Eddy’s friend, Ernst, sums it up well: all things will die anyway, but we ought to let them at least “see the stars first” (146). Beginnings and ends, all wrapped up into one.
So beautiful!!! There are so many images and scenes that are rendered perfectly...I had to re-read them just to let the poetry soak in. The characters are believable, real, unique and lovable, despite a tendency some have to make unwise, dangerous, or even cruel choices. This is a story that has a tangible, authentic Northwest feel to it. Loved the unexpected twists at the end. It was a great ride and I look forward to reading more from Paul Dage. (FYI: If you easily take offense at "colorful" language, this book will probably make you uncomfortable.)
A man with a troubled past suffers a midlife crisis. Some wonderful prose and imagery, an interesting exploration of what it means to love, but the pacing was slow at times. Overall, a fine book; I just didn't connect with the story or characters in a meaningful way.
This is a depressing book. It exists somewhere between Ken Kesey and Stephen King. Well written...though it could stand to be longer. I found the vernacular a little jarring at times ('joshing'? Who says that?) and would have liked to know the supporting characters a little more. All in all, a decent read if you want to hate everything and everyone for awhile.
Well done Mr. Dage! Sort of a traumatic psychological mess. Interesting story line and setting. There is so many broken pieces that it is a relief that the story didn't end Polly Anna. I'm not sure how far I was in the story when it was apparent that Eddy Trout had a lot of potential, but had been enormously traumatized.

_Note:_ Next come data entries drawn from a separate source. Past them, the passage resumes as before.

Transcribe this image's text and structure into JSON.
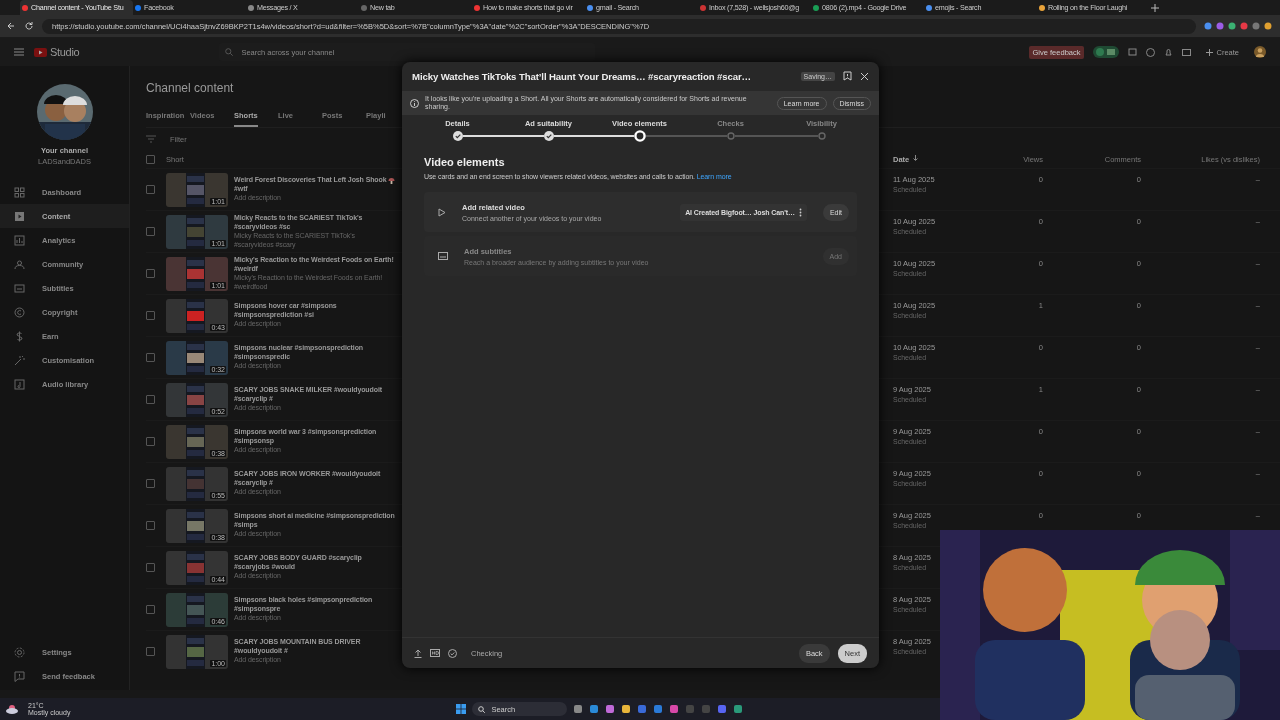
{
  "browser": {
    "tabs": [
      {
        "title": "Channel content - YouTube Stu",
        "selected": true
      },
      {
        "title": "Facebook",
        "selected": false
      },
      {
        "title": "Messages / X",
        "selected": false
      },
      {
        "title": "New tab",
        "selected": false
      },
      {
        "title": "How to make shorts that go vir",
        "selected": false
      },
      {
        "title": "gmail - Search",
        "selected": false
      },
      {
        "title": "Inbox (7,528) - wellsjosh60@g",
        "selected": false
      },
      {
        "title": "0806 (2).mp4 - Google Drive",
        "selected": false
      },
      {
        "title": "emojis - Search",
        "selected": false
      },
      {
        "title": "Rolling on the Floor Laughi",
        "selected": false
      }
    ],
    "url": "https://studio.youtube.com/channel/UCi4haaSjtnvZ69BKP2T1s4w/videos/short?d=ud&filter=%5B%5D&sort=%7B\"columnType\"%3A\"date\"%2C\"sortOrder\"%3A\"DESCENDING\"%7D"
  },
  "header": {
    "brand": "Studio",
    "search": {
      "placeholder": "Search across your channel"
    },
    "feedback": "Give feedback",
    "create": "Create"
  },
  "sidebar": {
    "channel_label": "Your channel",
    "channel_handle": "LADSandDADS",
    "items": [
      {
        "label": "Dashboard",
        "selected": false
      },
      {
        "label": "Content",
        "selected": true
      },
      {
        "label": "Analytics",
        "selected": false
      },
      {
        "label": "Community",
        "selected": false
      },
      {
        "label": "Subtitles",
        "selected": false
      },
      {
        "label": "Copyright",
        "selected": false
      },
      {
        "label": "Earn",
        "selected": false
      },
      {
        "label": "Customisation",
        "selected": false
      },
      {
        "label": "Audio library",
        "selected": false
      }
    ],
    "footer_items": [
      "Settings",
      "Send feedback"
    ]
  },
  "content": {
    "title": "Channel content",
    "tabs": [
      {
        "label": "Inspiration",
        "selected": false
      },
      {
        "label": "Videos",
        "selected": false
      },
      {
        "label": "Shorts",
        "selected": true
      },
      {
        "label": "Live",
        "selected": false
      },
      {
        "label": "Posts",
        "selected": false
      },
      {
        "label": "Playli",
        "selected": false
      }
    ],
    "filter": {
      "placeholder": "Filter"
    },
    "select_all_checked": false,
    "columns": [
      "Short",
      "Date",
      "Views",
      "Comments",
      "Likes (vs dislikes)"
    ],
    "rows": [
      {
        "title": "Weird Forest Discoveries That Left Josh Shook",
        "title_tail": "#wtf",
        "description": "Add description",
        "duration": "1:01",
        "date": "11 Aug 2025",
        "status": "Scheduled",
        "views": "0",
        "comments": "0",
        "likes": "–",
        "checked": false
      },
      {
        "title": "Micky Reacts to the SCARIEST TikTok's #scaryvideos #sc",
        "description": "Micky Reacts to the SCARIEST TikTok's #scaryvideos #scary",
        "duration": "1:01",
        "date": "10 Aug 2025",
        "status": "Scheduled",
        "views": "0",
        "comments": "0",
        "likes": "–",
        "checked": false
      },
      {
        "title": "Micky's Reaction to the Weirdest Foods on Earth! #weirdf",
        "description": "Micky's Reaction to the Weirdest Foods on Earth! #weirdfood",
        "duration": "1:01",
        "date": "10 Aug 2025",
        "status": "Scheduled",
        "views": "0",
        "comments": "0",
        "likes": "–",
        "checked": false
      },
      {
        "title": "Simpsons hover car #simpsons #simpsonsprediction #si",
        "description": "Add description",
        "duration": "0:43",
        "date": "10 Aug 2025",
        "status": "Scheduled",
        "views": "1",
        "comments": "0",
        "likes": "–",
        "checked": false
      },
      {
        "title": "Simpsons nuclear #simpsonsprediction #simpsonspredic",
        "description": "Add description",
        "duration": "0:32",
        "date": "10 Aug 2025",
        "status": "Scheduled",
        "views": "0",
        "comments": "0",
        "likes": "–",
        "checked": false
      },
      {
        "title": "SCARY JOBS SNAKE MILKER #wouldyoudoit #scaryclip #",
        "description": "Add description",
        "duration": "0:52",
        "date": "9 Aug 2025",
        "status": "Scheduled",
        "views": "1",
        "comments": "0",
        "likes": "–",
        "checked": false
      },
      {
        "title": "Simpsons world war 3 #simpsonsprediction #simpsonsp",
        "description": "Add description",
        "duration": "0:38",
        "date": "9 Aug 2025",
        "status": "Scheduled",
        "views": "0",
        "comments": "0",
        "likes": "–",
        "checked": false
      },
      {
        "title": "SCARY JOBS IRON WORKER #wouldyoudoit #scaryclip #",
        "description": "Add description",
        "duration": "0:55",
        "date": "9 Aug 2025",
        "status": "Scheduled",
        "views": "0",
        "comments": "0",
        "likes": "–",
        "checked": false
      },
      {
        "title": "Simpsons short ai medicine #simpsonsprediction #simps",
        "description": "Add description",
        "duration": "0:38",
        "date": "9 Aug 2025",
        "status": "Scheduled",
        "views": "0",
        "comments": "0",
        "likes": "–",
        "checked": false
      },
      {
        "title": "SCARY JOBS BODY GUARD #scaryclip #scaryjobs #would",
        "description": "Add description",
        "duration": "0:44",
        "date": "8 Aug 2025",
        "status": "Scheduled",
        "checked": false
      },
      {
        "title": "Simpsons black holes #simpsonprediction #simpsonspre",
        "description": "Add description",
        "duration": "0:46",
        "date": "8 Aug 2025",
        "status": "Scheduled",
        "checked": false
      },
      {
        "title": "SCARY JOBS MOUNTAIN BUS DRIVER #wouldyoudoit #",
        "description": "Add description",
        "duration": "1:00",
        "date": "8 Aug 2025",
        "status": "Scheduled",
        "checked": false
      }
    ]
  },
  "dialog": {
    "title": "Micky Watches TikToks That’ll Haunt Your Dreams… #scaryreaction #scar…",
    "status_badge": "Saving…",
    "banner": {
      "text": "It looks like you're uploading a Short. All your Shorts are automatically considered for Shorts ad revenue sharing.",
      "actions": [
        "Learn more",
        "Dismiss"
      ]
    },
    "steps": [
      {
        "label": "Details",
        "done": true,
        "current": false
      },
      {
        "label": "Ad suitability",
        "done": true,
        "current": false
      },
      {
        "label": "Video elements",
        "done": false,
        "current": true
      },
      {
        "label": "Checks",
        "done": false,
        "current": false
      },
      {
        "label": "Visibility",
        "done": false,
        "current": false
      }
    ],
    "heading": "Video elements",
    "description": "Use cards and an end screen to show viewers related videos, websites and calls to action.",
    "learn_more": "Learn more",
    "elements": [
      {
        "title": "Add related video",
        "subtitle": "Connect another of your videos to your video",
        "chip": "AI Created Bigfoot… Josh Can't…",
        "action": "Edit",
        "disabled": false
      },
      {
        "title": "Add subtitles",
        "subtitle": "Reach a broader audience by adding subtitles to your video",
        "action": "Add",
        "disabled": true
      }
    ],
    "footer": {
      "status": "Checking",
      "back": "Back",
      "next": "Next"
    }
  },
  "taskbar": {
    "temperature": "21°C",
    "condition": "Mostly cloudy",
    "search": "Search"
  }
}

But there's this point where he refers to his tour as a sniper in Vietnam as a time when his life made sense and the nightmares stopped, only to return when he went home. Cracked, but a survivor. There was a couple parts I thought could have been written better. Some of the dialogue in a couple scenes seemed off to me. When Eddy is talking to his sister in jail he is trying to change the conversation and doesn't want to hear what she is saying. But it felt a little over done, like it came across as if they were completely deaf to each other. There was a similar dialogue later in the story. On one hand it got the message across, but on the other it seemed unlikely that that would be a real conversation. Also, a couple technical bits... There's Eddy's dead dog being stiff well after the rigor mortis phase and referred to as frozen stiff. Unlikely that the dog would have been actually frozen in the Oregon coast climate... Bodies freezing temp is quite a bit lower than water due to electrolytes and other factors, but I'm probably just being picky here. Also the Jail visitation setup was not really accurate, but here again a picky detail on my part. But all in all an enjoyable read, especially for those that enjoy an off beat tale on the dark fringes of society.
Vivid imagery and surprising twists and turns. A story of a troubled man with a darkened heart juxtaposed against the quiet, soft and serene slow life along the Oregon Coast. Enjoyable Read!